Participants in the Crisis Expertise club thought differently. Discussing the future prospects of the global crisis and possible repercussions for the situation in Russia, experts agreed that the "second wave" most likely would come.

Vyugin said that the policy of pumping money in the economy conducted by the USA was a forced measure but, in his opinion, it was a "wrong decision" - it slows down the economic recession but does not remove the fundamental causes of the crisis. In Russia, the expert added, there is an obvious drop in consumer demand which used to support economic growth.

Gurvich feared that investors would not invest in production until they understood in which sectors of the economy demand would start recovering first; as for the banks, in the conditions of this uncertainty they would be unwilling to provide loans to the real sector of the economy. He also said that in the Russian economy - although it had not reached the bottom - the further deterioration of the situation could not be ruled out.

Gurvich recalled that, following a landslide fall in November-December, in February production grew a little, in March it stabilized and in April it fell again - according to the Economic Expert Group's calculations, it fell by 1.5 per cent on March (seasonally adjusted).

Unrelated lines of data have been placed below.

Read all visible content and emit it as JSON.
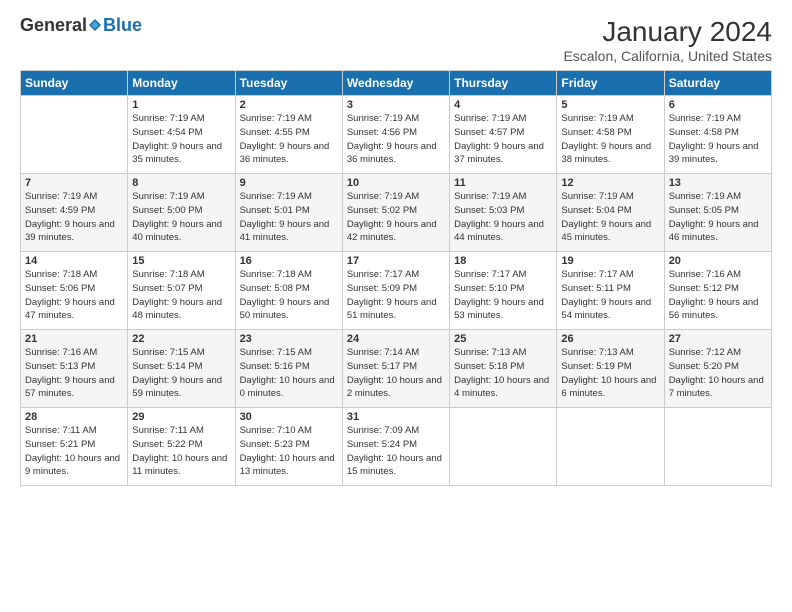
{
  "header": {
    "logo_general": "General",
    "logo_blue": "Blue",
    "month_title": "January 2024",
    "location": "Escalon, California, United States"
  },
  "days_of_week": [
    "Sunday",
    "Monday",
    "Tuesday",
    "Wednesday",
    "Thursday",
    "Friday",
    "Saturday"
  ],
  "weeks": [
    [
      {
        "day": "",
        "sunrise": "",
        "sunset": "",
        "daylight": ""
      },
      {
        "day": "1",
        "sunrise": "Sunrise: 7:19 AM",
        "sunset": "Sunset: 4:54 PM",
        "daylight": "Daylight: 9 hours and 35 minutes."
      },
      {
        "day": "2",
        "sunrise": "Sunrise: 7:19 AM",
        "sunset": "Sunset: 4:55 PM",
        "daylight": "Daylight: 9 hours and 36 minutes."
      },
      {
        "day": "3",
        "sunrise": "Sunrise: 7:19 AM",
        "sunset": "Sunset: 4:56 PM",
        "daylight": "Daylight: 9 hours and 36 minutes."
      },
      {
        "day": "4",
        "sunrise": "Sunrise: 7:19 AM",
        "sunset": "Sunset: 4:57 PM",
        "daylight": "Daylight: 9 hours and 37 minutes."
      },
      {
        "day": "5",
        "sunrise": "Sunrise: 7:19 AM",
        "sunset": "Sunset: 4:58 PM",
        "daylight": "Daylight: 9 hours and 38 minutes."
      },
      {
        "day": "6",
        "sunrise": "Sunrise: 7:19 AM",
        "sunset": "Sunset: 4:58 PM",
        "daylight": "Daylight: 9 hours and 39 minutes."
      }
    ],
    [
      {
        "day": "7",
        "sunrise": "Sunrise: 7:19 AM",
        "sunset": "Sunset: 4:59 PM",
        "daylight": "Daylight: 9 hours and 39 minutes."
      },
      {
        "day": "8",
        "sunrise": "Sunrise: 7:19 AM",
        "sunset": "Sunset: 5:00 PM",
        "daylight": "Daylight: 9 hours and 40 minutes."
      },
      {
        "day": "9",
        "sunrise": "Sunrise: 7:19 AM",
        "sunset": "Sunset: 5:01 PM",
        "daylight": "Daylight: 9 hours and 41 minutes."
      },
      {
        "day": "10",
        "sunrise": "Sunrise: 7:19 AM",
        "sunset": "Sunset: 5:02 PM",
        "daylight": "Daylight: 9 hours and 42 minutes."
      },
      {
        "day": "11",
        "sunrise": "Sunrise: 7:19 AM",
        "sunset": "Sunset: 5:03 PM",
        "daylight": "Daylight: 9 hours and 44 minutes."
      },
      {
        "day": "12",
        "sunrise": "Sunrise: 7:19 AM",
        "sunset": "Sunset: 5:04 PM",
        "daylight": "Daylight: 9 hours and 45 minutes."
      },
      {
        "day": "13",
        "sunrise": "Sunrise: 7:19 AM",
        "sunset": "Sunset: 5:05 PM",
        "daylight": "Daylight: 9 hours and 46 minutes."
      }
    ],
    [
      {
        "day": "14",
        "sunrise": "Sunrise: 7:18 AM",
        "sunset": "Sunset: 5:06 PM",
        "daylight": "Daylight: 9 hours and 47 minutes."
      },
      {
        "day": "15",
        "sunrise": "Sunrise: 7:18 AM",
        "sunset": "Sunset: 5:07 PM",
        "daylight": "Daylight: 9 hours and 48 minutes."
      },
      {
        "day": "16",
        "sunrise": "Sunrise: 7:18 AM",
        "sunset": "Sunset: 5:08 PM",
        "daylight": "Daylight: 9 hours and 50 minutes."
      },
      {
        "day": "17",
        "sunrise": "Sunrise: 7:17 AM",
        "sunset": "Sunset: 5:09 PM",
        "daylight": "Daylight: 9 hours and 51 minutes."
      },
      {
        "day": "18",
        "sunrise": "Sunrise: 7:17 AM",
        "sunset": "Sunset: 5:10 PM",
        "daylight": "Daylight: 9 hours and 53 minutes."
      },
      {
        "day": "19",
        "sunrise": "Sunrise: 7:17 AM",
        "sunset": "Sunset: 5:11 PM",
        "daylight": "Daylight: 9 hours and 54 minutes."
      },
      {
        "day": "20",
        "sunrise": "Sunrise: 7:16 AM",
        "sunset": "Sunset: 5:12 PM",
        "daylight": "Daylight: 9 hours and 56 minutes."
      }
    ],
    [
      {
        "day": "21",
        "sunrise": "Sunrise: 7:16 AM",
        "sunset": "Sunset: 5:13 PM",
        "daylight": "Daylight: 9 hours and 57 minutes."
      },
      {
        "day": "22",
        "sunrise": "Sunrise: 7:15 AM",
        "sunset": "Sunset: 5:14 PM",
        "daylight": "Daylight: 9 hours and 59 minutes."
      },
      {
        "day": "23",
        "sunrise": "Sunrise: 7:15 AM",
        "sunset": "Sunset: 5:16 PM",
        "daylight": "Daylight: 10 hours and 0 minutes."
      },
      {
        "day": "24",
        "sunrise": "Sunrise: 7:14 AM",
        "sunset": "Sunset: 5:17 PM",
        "daylight": "Daylight: 10 hours and 2 minutes."
      },
      {
        "day": "25",
        "sunrise": "Sunrise: 7:13 AM",
        "sunset": "Sunset: 5:18 PM",
        "daylight": "Daylight: 10 hours and 4 minutes."
      },
      {
        "day": "26",
        "sunrise": "Sunrise: 7:13 AM",
        "sunset": "Sunset: 5:19 PM",
        "daylight": "Daylight: 10 hours and 6 minutes."
      },
      {
        "day": "27",
        "sunrise": "Sunrise: 7:12 AM",
        "sunset": "Sunset: 5:20 PM",
        "daylight": "Daylight: 10 hours and 7 minutes."
      }
    ],
    [
      {
        "day": "28",
        "sunrise": "Sunrise: 7:11 AM",
        "sunset": "Sunset: 5:21 PM",
        "daylight": "Daylight: 10 hours and 9 minutes."
      },
      {
        "day": "29",
        "sunrise": "Sunrise: 7:11 AM",
        "sunset": "Sunset: 5:22 PM",
        "daylight": "Daylight: 10 hours and 11 minutes."
      },
      {
        "day": "30",
        "sunrise": "Sunrise: 7:10 AM",
        "sunset": "Sunset: 5:23 PM",
        "daylight": "Daylight: 10 hours and 13 minutes."
      },
      {
        "day": "31",
        "sunrise": "Sunrise: 7:09 AM",
        "sunset": "Sunset: 5:24 PM",
        "daylight": "Daylight: 10 hours and 15 minutes."
      },
      {
        "day": "",
        "sunrise": "",
        "sunset": "",
        "daylight": ""
      },
      {
        "day": "",
        "sunrise": "",
        "sunset": "",
        "daylight": ""
      },
      {
        "day": "",
        "sunrise": "",
        "sunset": "",
        "daylight": ""
      }
    ]
  ]
}
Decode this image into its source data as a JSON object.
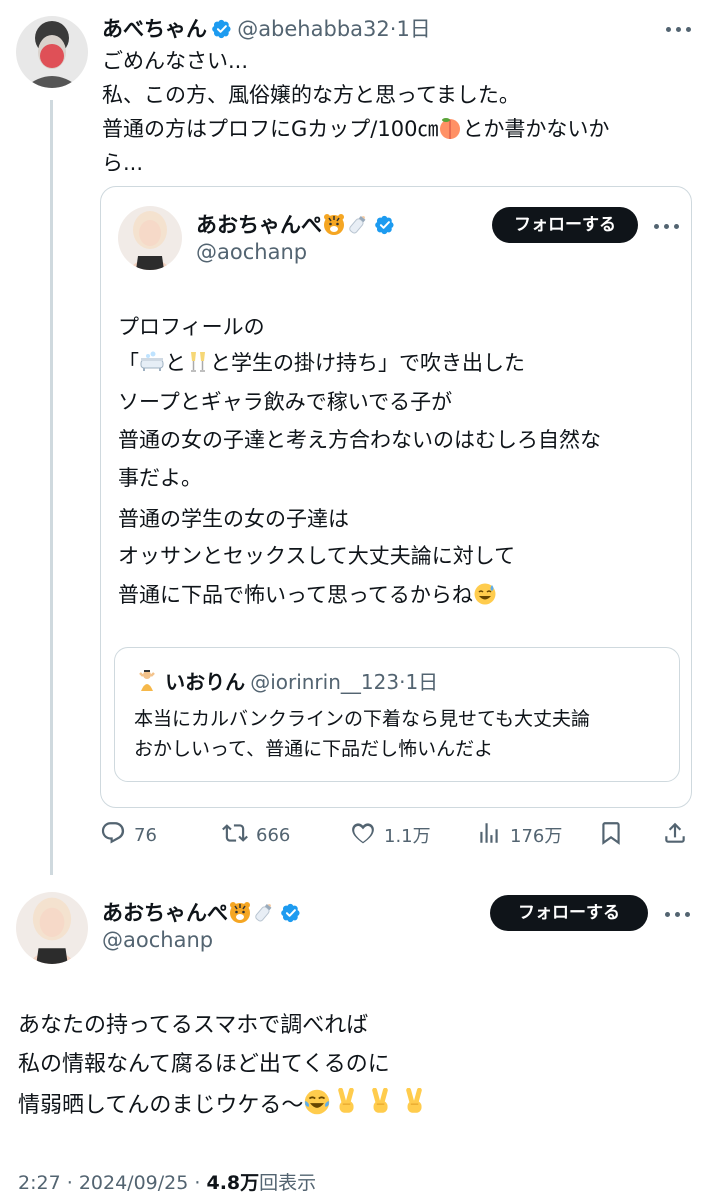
{
  "tweet1": {
    "name": "あべちゃん",
    "handle": "@abehabba32",
    "sep": "·",
    "time": "1日",
    "line1": "ごめんなさい...",
    "line2": "私、この方、風俗嬢的な方と思ってました。",
    "line3a": "普通の方はプロフにGカップ/100㎝",
    "line3b": "とか書かないか",
    "line4": "ら..."
  },
  "quote": {
    "name": "あおちゃんぺ",
    "handle": "@aochanp",
    "follow_label": "フォローする",
    "line1": "プロフィールの",
    "line2a": "「",
    "line2b": "と",
    "line2c": "と学生の掛け持ち」で吹き出した",
    "line3": "ソープとギャラ飲みで稼いでる子が",
    "line4": "普通の女の子達と考え方合わないのはむしろ自然な",
    "line5": "事だよ。",
    "line6": "普通の学生の女の子達は",
    "line7": "オッサンとセックスして大丈夫論に対して",
    "line8": "普通に下品で怖いって思ってるからね"
  },
  "nested": {
    "name": "いおりん",
    "handle": "@iorinrin__123",
    "sep": "·",
    "time": "1日",
    "line1": "本当にカルバンクラインの下着なら見せても大丈夫論",
    "line2": "おかしいって、普通に下品だし怖いんだよ"
  },
  "actions": {
    "replies": "76",
    "retweets": "666",
    "likes": "1.1万",
    "views": "176万"
  },
  "tweet2": {
    "name": "あおちゃんぺ",
    "handle": "@aochanp",
    "follow_label": "フォローする",
    "line1": "あなたの持ってるスマホで調べれば",
    "line2": "私の情報なんて腐るほど出てくるのに",
    "line3": "情弱晒してんのまじウケる〜"
  },
  "footer": {
    "time": "2:27",
    "sep1": "·",
    "date": "2024/09/25",
    "sep2": "·",
    "views": "4.8万",
    "views_suffix": "回表示"
  },
  "colors": {
    "verified": "#1d9bf0",
    "text": "#0f1419",
    "muted": "#536471",
    "border": "#cfd9de"
  },
  "icons": [
    "verified-badge-icon",
    "more-options-icon",
    "reply-icon",
    "retweet-icon",
    "like-icon",
    "views-icon",
    "bookmark-icon",
    "share-icon",
    "tiger-emoji-icon",
    "baby-bottle-emoji-icon",
    "peach-emoji-icon",
    "bathtub-emoji-icon",
    "champagne-emoji-icon",
    "sweat-smile-emoji-icon",
    "tears-of-joy-emoji-icon",
    "victory-hand-emoji-icon",
    "genie-emoji-icon"
  ]
}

"The equilibrium at the bottom is very unstable - it can fluctuate either way," Gurvich said. According to him, the state of the banking system will be defining in the further development of the situation.

Nadorshin saw the main risk in growing overdue loans. He agreed with the assessment of the Deposit Insurance Agency that overdue loans might grow up to 20 per cent by the end of the year. In his opinion, the real state of affairs was worse than the official statistics. "This means that banking credit portfolios have stopped brining money. And this means that some time soon banks will start experiencing problems," Nadorshin concluded.